The Voyager is just off of I-10 and Kolb Road – it’s one of the first RV parks you hit when you’re driving into Tucson from the east.

When I met Babs she was getting into her golf cart – it’s license plate read Ms Babs – and invited me to take a seat next to her for a tour of the sprawling park.

First up: traditional RVs. Some were little camper wagons that attach to trucks and others were huge and plush and look like tour buses that Lady Gaga would travel in.

A little further into the park we hit the section for park model homes – RVs that look a bit more like permanent domiciles. Babs lives in one of these with her cat, Miss Kitty.

Did she work before she moved to Tucson?

"Not really," she said. "I worked as a housewife. That’s work enough. And I raised three children."

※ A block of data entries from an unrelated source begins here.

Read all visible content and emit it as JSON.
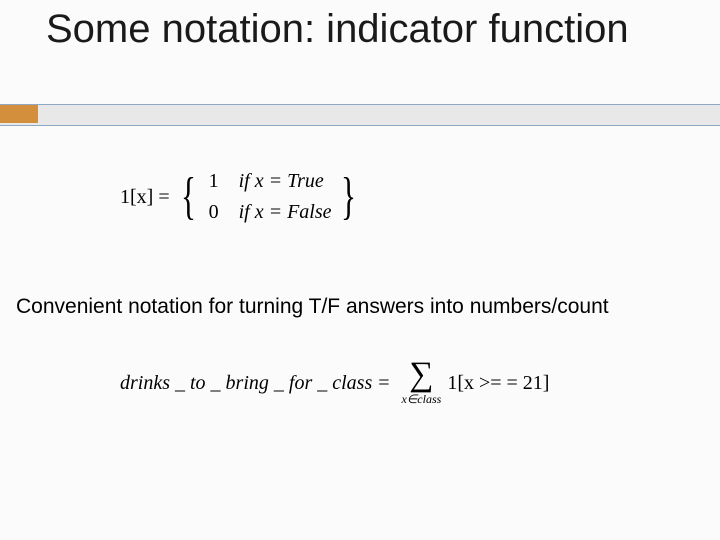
{
  "title": "Some notation: indicator function",
  "eq1": {
    "lhs": "1[x] =",
    "cases": [
      {
        "value": "1",
        "cond": "if x = True"
      },
      {
        "value": "0",
        "cond": "if x = False"
      }
    ]
  },
  "body": "Convenient notation for turning T/F answers into numbers/count",
  "eq2": {
    "lhs": "drinks _ to _ bring _ for _ class",
    "eq": "=",
    "sigma_sub": "x∈class",
    "rhs": "1[x >= = 21]"
  }
}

When asked what she liked best about her adopted home, she responded, "The facilities. It’s here all, you don’t have to go out of this place for anything. You got a restaurant, grocery store, ballroom."

All of the residents I met gushed about the activities. While Babs was showing me the lay of the land, across the park in a silversmithing studio, Greta Johnson from Wisconsin polished stones she bought at the gem shows days before, and a few doors down a group of about 30 people were at their weekly discussion on world affairs.

There was no consensus reached at the end of their talk. And nothing’s really going to come out of these talks on big global issues. So I asked 94-year-old Bernie North what the point was.

"The purpose of these conversations is to stimulate your mind and interest in the world, beyond just being at the voyager. That’s it," he responded.

Over the next few months the group is tackling the Syrian refugee crisis, human trafficking, and Brazil.

Outside under the sun people golfed and swam and played the most popular sport here – pickle ball.

"It’s played on a badminton-sized court and it’s a combination of tennis and ping pong," explained Judy Tormohlen from Colorado. "You use a paddle instead of a racket and the court’s much smaller, so it’s good for us old folks."

I asked her what life is like in her RV.

"We have a very small place in Colorado and when we go home it looks really big."

Meanwhile, Babs’s tour continued.

"You notice I stop at all stop signs," she said as we breezed through a four-way intersection without even slowing.

Another resident I met at the Voyager was Rita Gillan from Ohio. She’s spent the past 22 winters in Tucson. For the first two years she came with her husband, but has come alone for the many years since he passed away. So, I asked her, are there romances for the Voyager’s singles?

"Oh I’m sure there are but I’ve had two wonderful husbands and I’ve had two friends and wonderful dance partners and at this age, I just love it the way it is."

It was her 84th birthday – but she would not be celebrating alone. Her friends were taking her to see a show at the Gaslight Theater later that evening.

By this point, Babs and I had circled the property.

She dropped me off and then headed home to Miss Kitty. As I drove out of the Voyager, I passed an RV rumbling towards the check-in. That’s how goes at there: one in, one out, pickle ball and ballroom dancing, and not quite coming to a complete stop.